Gli scienziati hanno scoperto la particolarità dei nuovi ceppi britannici di COVID
Traduzione: Pixabay
Gli scienziati hanno studiato nuove mutazioni nel virus Corona
L’infezione ha aumentato la seconda mutazione britannica del 70-80%. Di conseguenza, a metà dicembre, nuovi ceppi del virus hanno iniziato a dominare il paese.
I biologi molecolari dell’Università di Hong Kong hanno studiato due ceppi di un nuovo tipo di virus corona con la mutazione “britannica” N501Y. Il primo (501Y) era solo il 10-15% più contagioso dei suoi predecessori e il secondo era già del 70-80% superiore al suo predecessore. I risultati preliminari dello studio sono stati pubblicati dalla Electronic Scientific Library medRxiv.
I ricercatori hanno monitorato il modo in cui il genoma dell’agente patogeno COVID-19 è cambiato nelle ultime settimane e mesi e hanno studiato la frequenza con cui i ceppi della mutazione N501Y si sono verificati precocemente e la velocità con cui si sono diffusi.

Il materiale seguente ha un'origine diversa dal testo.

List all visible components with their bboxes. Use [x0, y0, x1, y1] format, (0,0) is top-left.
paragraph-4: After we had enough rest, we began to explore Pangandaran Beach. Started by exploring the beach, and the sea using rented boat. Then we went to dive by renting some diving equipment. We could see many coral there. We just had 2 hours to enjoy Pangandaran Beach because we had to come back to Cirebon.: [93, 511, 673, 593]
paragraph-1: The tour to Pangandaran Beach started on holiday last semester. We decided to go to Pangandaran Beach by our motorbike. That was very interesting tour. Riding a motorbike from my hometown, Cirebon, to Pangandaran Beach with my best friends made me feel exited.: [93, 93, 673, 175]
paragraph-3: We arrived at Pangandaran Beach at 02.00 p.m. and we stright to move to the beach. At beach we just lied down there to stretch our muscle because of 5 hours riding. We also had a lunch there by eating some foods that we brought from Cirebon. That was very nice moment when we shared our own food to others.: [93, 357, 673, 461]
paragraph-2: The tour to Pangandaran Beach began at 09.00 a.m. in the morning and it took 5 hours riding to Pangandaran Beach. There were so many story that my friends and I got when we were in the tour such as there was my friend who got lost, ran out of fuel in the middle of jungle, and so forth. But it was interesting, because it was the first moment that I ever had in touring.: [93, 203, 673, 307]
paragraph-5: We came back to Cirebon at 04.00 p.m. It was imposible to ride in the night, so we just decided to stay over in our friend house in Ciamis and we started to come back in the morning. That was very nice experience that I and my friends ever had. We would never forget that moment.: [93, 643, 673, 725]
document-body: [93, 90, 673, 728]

I conti hanno confermato che la prima sottospecie di questo tipo è apparsa in Galles alla fine di agosto. D’altra parte, hanno dimostrato che la stessa mutazione N501Y aveva scarso effetto sull’infezione da SARS-CoV-2, aumentandola solo del 10-15% rispetto ai tipi di coronavirus dominanti in Europa. Pertanto, le prime copie del coronavirus “britannico” sono state inizialmente trovate solo nello 0,2% dei pazienti in Galles.
La seconda versione del virus era molto più pericolosa, poiché tre amminoacidi sono stati rimossi dalle molecole della proteina S, una parte importante del rivestimento SARS-CoV-2 direttamente responsabile del legame ai recettori ACE2 e alle cellule infette. A causa della loro scomparsa, l’infezione da SARS-CoV-2 con la mutazione N501Y è aumentata di circa il 70-80%. Di conseguenza, a metà dicembre, nuovi ceppi del virus hanno iniziato a dominare il paese.

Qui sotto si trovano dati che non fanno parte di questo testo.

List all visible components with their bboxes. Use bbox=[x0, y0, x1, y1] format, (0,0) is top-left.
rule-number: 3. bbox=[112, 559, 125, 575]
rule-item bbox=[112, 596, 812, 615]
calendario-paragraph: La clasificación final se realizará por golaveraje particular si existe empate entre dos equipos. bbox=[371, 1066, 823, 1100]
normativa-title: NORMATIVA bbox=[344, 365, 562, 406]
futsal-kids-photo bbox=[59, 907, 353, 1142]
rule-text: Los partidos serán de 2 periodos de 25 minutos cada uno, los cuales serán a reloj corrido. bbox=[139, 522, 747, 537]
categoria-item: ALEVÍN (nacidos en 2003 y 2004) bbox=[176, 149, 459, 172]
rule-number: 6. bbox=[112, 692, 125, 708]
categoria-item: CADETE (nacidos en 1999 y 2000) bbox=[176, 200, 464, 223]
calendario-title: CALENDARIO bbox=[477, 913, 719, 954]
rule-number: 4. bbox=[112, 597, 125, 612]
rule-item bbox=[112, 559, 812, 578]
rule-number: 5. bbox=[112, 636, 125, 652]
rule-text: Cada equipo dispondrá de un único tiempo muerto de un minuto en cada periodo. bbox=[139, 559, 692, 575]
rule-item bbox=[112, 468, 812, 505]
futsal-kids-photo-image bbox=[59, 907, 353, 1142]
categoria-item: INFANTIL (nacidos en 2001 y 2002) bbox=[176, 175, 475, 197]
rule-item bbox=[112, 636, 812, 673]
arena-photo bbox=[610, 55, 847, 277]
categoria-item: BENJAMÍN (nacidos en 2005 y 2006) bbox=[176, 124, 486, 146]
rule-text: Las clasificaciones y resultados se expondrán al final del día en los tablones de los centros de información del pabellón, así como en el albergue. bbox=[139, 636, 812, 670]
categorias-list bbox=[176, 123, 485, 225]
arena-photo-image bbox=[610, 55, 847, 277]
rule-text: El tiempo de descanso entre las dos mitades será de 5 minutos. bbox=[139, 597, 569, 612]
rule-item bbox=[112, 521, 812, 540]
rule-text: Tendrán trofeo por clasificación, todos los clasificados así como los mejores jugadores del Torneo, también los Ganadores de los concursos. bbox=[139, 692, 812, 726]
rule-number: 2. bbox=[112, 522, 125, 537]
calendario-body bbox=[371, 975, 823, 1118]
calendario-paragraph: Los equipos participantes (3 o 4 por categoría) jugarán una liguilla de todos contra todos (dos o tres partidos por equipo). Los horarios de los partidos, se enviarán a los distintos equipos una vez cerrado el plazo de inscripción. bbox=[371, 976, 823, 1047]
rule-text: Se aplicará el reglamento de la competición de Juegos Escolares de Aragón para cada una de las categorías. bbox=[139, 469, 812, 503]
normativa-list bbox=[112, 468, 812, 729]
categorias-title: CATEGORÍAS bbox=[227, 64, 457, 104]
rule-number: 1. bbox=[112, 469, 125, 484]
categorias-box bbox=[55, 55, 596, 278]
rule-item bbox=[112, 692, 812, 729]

Inoltre, lo studio mostra che la versione sudafricana del coronavirus con la mutazione N501Y non ha nulla a che fare con la sua variante britannica, poiché contiene un diverso insieme di piccole mutazioni. Ciò indica che tali cambiamenti nel genoma del coronavirus potrebbero verificarsi spontaneamente più spesso. Ciò deve essere tenuto in considerazione dagli epidemiologi e durante lo sviluppo e l’uso di vaccini.